Testing the UI as a service

I’m going to touch on a few things we are doing around the UI testing of our websites, tracking features, perceptual difference testing, continuous delivery…. brace yourselves.

Traditional UI Testing

We wanted to get away from the traditional method of executing our automated UI tests against a complete application stack, avoiding some of the well known complexities this approach introduces:

Managing test data

Getting tests to setup data sets as they execute or seeding persistence stores with test data and re baselining.

Managing test environments

Complete application stack needs to be available at the correct versions.

Test instability and execution speed

As interactions are made with other applications, over protocols like http, this introduces more potential points of failure, as well as adding latency to the test execution.

What did we want from UI Testing

While discussing how to avoid the above complexities, a few other critical requirements were also identified:

Tests had to map to feature requirements
Tests had to execute in parallel
Tests had to be deterministic and consistent
All tests (100’s, potentially 1000’s) had to execute as part of a continuous delivery pipeline
Any changes in the presentation of GUI should be captured

So, here is where we currently are in our attempts to achieve this:

Stubbing the GUI’s backend

We wanted to treat the UI just like any other service, and use stubs to exercise the functionality of the service.

Our webapps are written using Angular and we found a good tool for stubbing called Angular Multimocks, that allowed us to stub the responses from the backend.

This means the application behaves in a consistent manner and responds as quick as possible.

Interacting with the GUI

Like a lot of other people we use Selenium and we host a grid in AWS with various nodes for the core OS and browser combinations we need to support.

We also have a grid hosted on-site with various mobile and iOS devices attached, for testing the UI on physical devices that we cannot host in AWS.

Mapping tests to features

Again we went with a popular tool, Cucumber.
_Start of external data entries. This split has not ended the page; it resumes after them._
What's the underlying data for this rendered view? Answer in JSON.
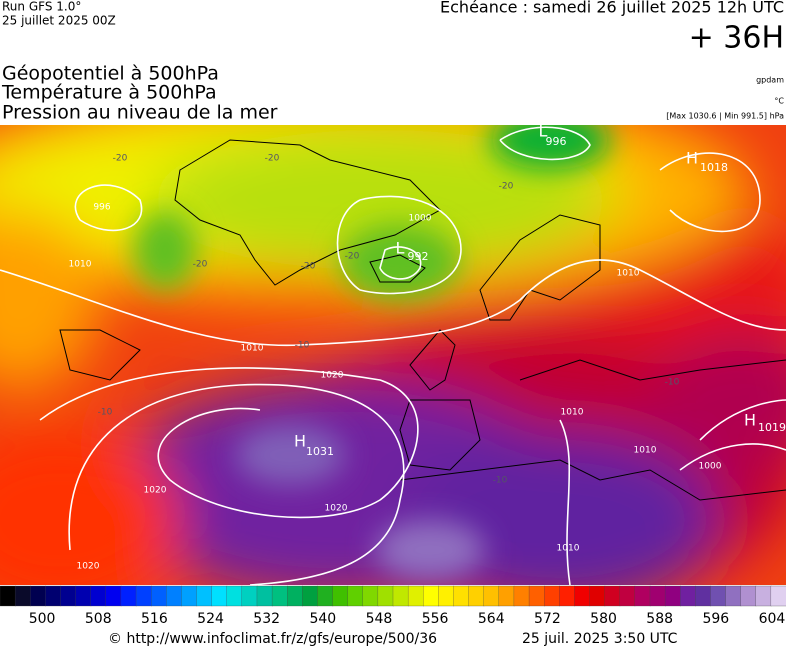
{
  "header": {
    "run": "Run GFS 1.0°",
    "run_date": "25 juillet 2025 00Z",
    "echeance": "Echéance : samedi 26 juillet 2025 12h UTC",
    "lead": "+ 36H",
    "titles": [
      "Géopotentiel à 500hPa",
      "Température à 500hPa",
      "Pression au niveau de la mer"
    ],
    "unit_gpdam": "gpdam",
    "unit_temp": "°C",
    "pressure_range": "[Max 1030.6 | Min 991.5] hPa"
  },
  "map": {
    "labels": [
      "H",
      "1031",
      "L",
      "992",
      "L",
      "996",
      "H",
      "1018",
      "H",
      "1019",
      "1000",
      "996",
      "1010",
      "1000",
      "1010",
      "1020",
      "1020",
      "1020",
      "1020",
      "1010",
      "1010",
      "1010",
      "1010",
      "-20",
      "-20",
      "-20",
      "-20",
      "-20",
      "-20",
      "-10",
      "-10",
      "-10",
      "-10"
    ]
  },
  "colorbar": {
    "range": [
      494,
      606
    ],
    "colors": [
      "#000000",
      "#0a0a2a",
      "#000050",
      "#000070",
      "#000090",
      "#0000b0",
      "#0000d0",
      "#0000f0",
      "#0020ff",
      "#0040ff",
      "#0060ff",
      "#0080ff",
      "#00a0ff",
      "#00c0ff",
      "#00e0ff",
      "#00e0e0",
      "#00d0c0",
      "#00c0a0",
      "#00c080",
      "#00b060",
      "#00a040",
      "#20b020",
      "#40c000",
      "#60d000",
      "#80d800",
      "#a0e000",
      "#c0e800",
      "#e0f000",
      "#ffff00",
      "#fff000",
      "#ffe000",
      "#ffd000",
      "#ffc000",
      "#ffa000",
      "#ff8000",
      "#ff6000",
      "#ff4000",
      "#ff2000",
      "#f00000",
      "#e00000",
      "#d00020",
      "#c00040",
      "#b00060",
      "#a00070",
      "#900080",
      "#7020a0",
      "#6030a0",
      "#7050b0",
      "#9070c0",
      "#b090d0",
      "#c8b0e0",
      "#e0d0f0"
    ],
    "labels": [
      500,
      508,
      516,
      524,
      532,
      540,
      548,
      556,
      564,
      572,
      580,
      588,
      596,
      604
    ]
  },
  "footer": {
    "url": "© http://www.infoclimat.fr/z/gfs/europe/500/36",
    "date": "25 juil. 2025  3:50 UTC"
  }
}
Here we map the scenarios identified in the feature files to the scenarios in Angular Multimocks, meaning each test scenario maps to a set of predetermined backend responses.

This also forced us to get more intimate with our Product Owner, ensuring both parties are involved in the creation of scenarios to ease the automation of them.

The features are stored alongside the application code in source control.

We had to do some work to get the scenarios executing in parallel, rather than the existing plugins that support parallelism across features.

Capturing presentation changes

Using an api we knocked up to write/retrieve images to/from S3, we upload various screenshots captured during the UI test execution, which we are then able to compare to a set of ‘master’ screenshots.

The actual comparisons are performed using an adapted version of a perceptual diff tool.

This means we are able to automatically compare screenshots taken during the UI testing of a PR (we use github), against the master version of the screenshots and write any difference into the PR for review, which looks something like this:

Screenshot difference in a Pull Request

The above screenshot difference was an unexpected CSS change, in a shared library, making some text bold. This, although probably not that important, shows how powerful this is at capturing stuff a human would most likely miss.

And the result

Using the above we execute the UI tests in a couple of pipelines:

Pull Request Pipeline

For each PR created in gituhb, the UI test execution fits into the pipeline as follows:

Application build, unit test, integration test, coverage, etc
PR updated with result
Stubbed version of application deployed to S3
UI tests executed in parallel on selenium grid against application hosted in S3
PR updated with result
The screenshots generated during execution of UI tests are compared against master screenshots
PR updated with any screenshots differences
Team informed of new PR to review

Master Commit Pipeline

For each commit to master in gituhb, the UI test execution fits into the pipeline as follows:

Application build, unit test, integration test, coverage, etc
-
-
Stubbed version of application deployed to S3
UI tests executed in parallel on selenium grid against application hosted in S3
Dashboard updated with result
Master screenshots updated
-
-
Pre-production End 2 End Testing
-
-
Production

Conclusions

Lessons

A few things that have tripped us up along the way:

Animations make this sort of testing unreliable, so the service UI tests are executed with the animations within the app disabled.
For the perceptual difference testing you need the images to be captured by the same OS and browser versions, otherwise slight differences result in false negatives.

The good

We have created a platform for executing UI tests in a fast repeatable manner, within a continuous delivery pipeline.

The feedback loop for UI failures, functional or presentation is reduced. The results are readily available in PRs and on our dashboards.

Test features are determined with the business and the tests are understandable by anybody.

The not so sure

Obviously many features require the combination of services, meaning the features are split between components, tracking this is difficult.

Where does traditional end 2 end testing sit, is there any need for it, a smoke test, we are still working this out. At the moment we are still executing a small number of test, exercising some critical customer journeys.

Stuff still to do

Master screenshots should not really be updated automatically by the commit pipeline, we should have some promotion process.

Follow up

Some of the implementations of the above may be worth posts in their own right, let us know if there is any interest and we can do some follow up posts.